On the other hand, if it is determined at the step S105 that a performance has not
been changed, there is no treatment to be effected at the step S106.
[0064] Subsequently, at a step S107 it is determined whether the frequency band of a passing
frequency component has been changed by operating one of the operating switches 18
- 20. If an answer is YES, the frequency band of the passing frequency component is
set at a step S108. If an answer is NO, there is no treatment to be effected at the
step S108.
[0065] Then, at the step S109, it is determined whether any one of the magnification buttons
21 - 26 or the adjusting knob 30 has been operated. If an answer is YES, the program
goes to a step S110 at which BPM (Beats Per Minute) and a beat period are stored and
indicated on the BPM indicator 11 and T
BPM indicator 12. On the other hand, if it is determined neither magnification buttons
21 - 26 nor the adjusting knob 30 has been operated, there would be no treatment to
be effected at the step S110.
[0066] Then, at a step S111 it is determined whether the start switch 29 has been set in
its ON state. If an answer is YES, the program goes to a step S112 at which a predetermined
treatment is effected. On the other hand, if an answer is NO, there would be no treatment
to be effected. In this way, by repeating the steps S110 - S112, a desired performance
treatment may be carried out in accordance with a human operator's instruction.

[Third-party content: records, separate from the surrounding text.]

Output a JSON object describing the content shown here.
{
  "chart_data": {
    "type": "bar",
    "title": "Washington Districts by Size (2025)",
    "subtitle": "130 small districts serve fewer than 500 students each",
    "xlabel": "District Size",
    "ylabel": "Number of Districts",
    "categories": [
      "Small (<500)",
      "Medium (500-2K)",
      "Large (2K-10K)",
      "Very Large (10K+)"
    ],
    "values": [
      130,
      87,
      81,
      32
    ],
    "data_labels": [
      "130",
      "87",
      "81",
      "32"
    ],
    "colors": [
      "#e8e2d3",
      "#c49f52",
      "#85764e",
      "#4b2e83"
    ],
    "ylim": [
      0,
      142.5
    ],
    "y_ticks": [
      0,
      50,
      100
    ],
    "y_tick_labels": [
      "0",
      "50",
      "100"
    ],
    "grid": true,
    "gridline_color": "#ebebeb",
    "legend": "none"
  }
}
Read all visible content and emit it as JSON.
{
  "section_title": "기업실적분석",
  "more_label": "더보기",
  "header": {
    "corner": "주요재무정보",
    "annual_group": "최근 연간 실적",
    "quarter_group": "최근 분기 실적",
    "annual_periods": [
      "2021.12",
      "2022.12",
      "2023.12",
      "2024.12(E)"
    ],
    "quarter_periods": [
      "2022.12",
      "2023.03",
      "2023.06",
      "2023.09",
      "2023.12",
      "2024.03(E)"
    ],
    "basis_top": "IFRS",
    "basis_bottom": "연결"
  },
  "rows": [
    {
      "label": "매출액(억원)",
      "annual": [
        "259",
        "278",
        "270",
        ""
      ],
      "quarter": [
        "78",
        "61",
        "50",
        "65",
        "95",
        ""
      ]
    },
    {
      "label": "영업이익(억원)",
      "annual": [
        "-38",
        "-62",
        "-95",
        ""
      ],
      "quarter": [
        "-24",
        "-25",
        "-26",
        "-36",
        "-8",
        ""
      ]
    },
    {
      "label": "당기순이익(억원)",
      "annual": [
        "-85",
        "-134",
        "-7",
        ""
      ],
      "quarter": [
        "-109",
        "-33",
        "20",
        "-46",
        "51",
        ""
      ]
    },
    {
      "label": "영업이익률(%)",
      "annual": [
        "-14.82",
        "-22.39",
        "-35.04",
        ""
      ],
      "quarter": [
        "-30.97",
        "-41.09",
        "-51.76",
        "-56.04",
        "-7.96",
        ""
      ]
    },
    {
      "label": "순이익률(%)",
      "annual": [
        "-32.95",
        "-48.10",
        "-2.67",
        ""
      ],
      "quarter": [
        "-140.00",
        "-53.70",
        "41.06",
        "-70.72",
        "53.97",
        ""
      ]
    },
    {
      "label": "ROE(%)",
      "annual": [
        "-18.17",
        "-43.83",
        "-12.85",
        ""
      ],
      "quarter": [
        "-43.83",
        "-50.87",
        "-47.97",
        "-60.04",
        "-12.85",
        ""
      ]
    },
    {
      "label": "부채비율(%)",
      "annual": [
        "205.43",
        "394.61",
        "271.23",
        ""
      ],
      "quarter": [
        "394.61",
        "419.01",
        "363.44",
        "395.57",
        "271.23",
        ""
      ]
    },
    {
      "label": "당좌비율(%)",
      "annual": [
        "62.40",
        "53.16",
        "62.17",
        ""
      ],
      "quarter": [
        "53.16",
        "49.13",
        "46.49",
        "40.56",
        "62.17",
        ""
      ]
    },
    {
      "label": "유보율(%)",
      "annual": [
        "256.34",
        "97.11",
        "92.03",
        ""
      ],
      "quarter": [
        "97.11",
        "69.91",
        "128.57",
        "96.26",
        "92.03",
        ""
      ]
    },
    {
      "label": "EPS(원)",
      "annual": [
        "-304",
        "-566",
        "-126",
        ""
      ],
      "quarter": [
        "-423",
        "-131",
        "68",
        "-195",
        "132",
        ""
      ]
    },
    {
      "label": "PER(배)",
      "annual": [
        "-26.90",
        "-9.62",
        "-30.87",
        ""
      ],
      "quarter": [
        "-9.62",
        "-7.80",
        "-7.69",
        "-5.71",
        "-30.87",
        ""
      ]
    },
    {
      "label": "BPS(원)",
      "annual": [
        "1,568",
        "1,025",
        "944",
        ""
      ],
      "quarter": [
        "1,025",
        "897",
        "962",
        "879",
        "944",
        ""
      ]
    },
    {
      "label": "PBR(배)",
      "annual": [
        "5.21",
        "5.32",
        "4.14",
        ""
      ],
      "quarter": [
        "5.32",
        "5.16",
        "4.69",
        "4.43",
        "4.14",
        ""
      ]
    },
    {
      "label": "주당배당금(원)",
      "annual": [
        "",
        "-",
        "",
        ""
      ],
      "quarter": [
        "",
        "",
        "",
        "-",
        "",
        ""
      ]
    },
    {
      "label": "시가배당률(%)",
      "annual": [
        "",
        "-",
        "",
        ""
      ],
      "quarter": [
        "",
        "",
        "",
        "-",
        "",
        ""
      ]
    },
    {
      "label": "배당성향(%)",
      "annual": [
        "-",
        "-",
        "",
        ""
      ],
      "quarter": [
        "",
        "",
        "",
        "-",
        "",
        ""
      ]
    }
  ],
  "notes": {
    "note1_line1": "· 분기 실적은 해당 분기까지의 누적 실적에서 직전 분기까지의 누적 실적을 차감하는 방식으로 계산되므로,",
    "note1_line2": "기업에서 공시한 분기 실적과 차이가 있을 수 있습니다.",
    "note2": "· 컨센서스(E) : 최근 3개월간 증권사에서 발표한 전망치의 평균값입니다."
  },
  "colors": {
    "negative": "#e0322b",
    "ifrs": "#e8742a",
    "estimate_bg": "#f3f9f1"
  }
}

[0067] In this way, with the use of the audio signal processing apparatus according to the
present invention, by only operating the magnification buttons 21 - 26, it is allowed
to easily set a desired beat period and a desired BPM (Beats Per Minute), thereby
ensuring an improved operability for the apparatus.
[0068] While the presently preferred embodiments of the this invention have been shown and
described above, it is to be understood that these disclosures are for the purpose
of illustration and that various changes and modifications may be made without departing
from the scope of the invention as set forth in the appended claims.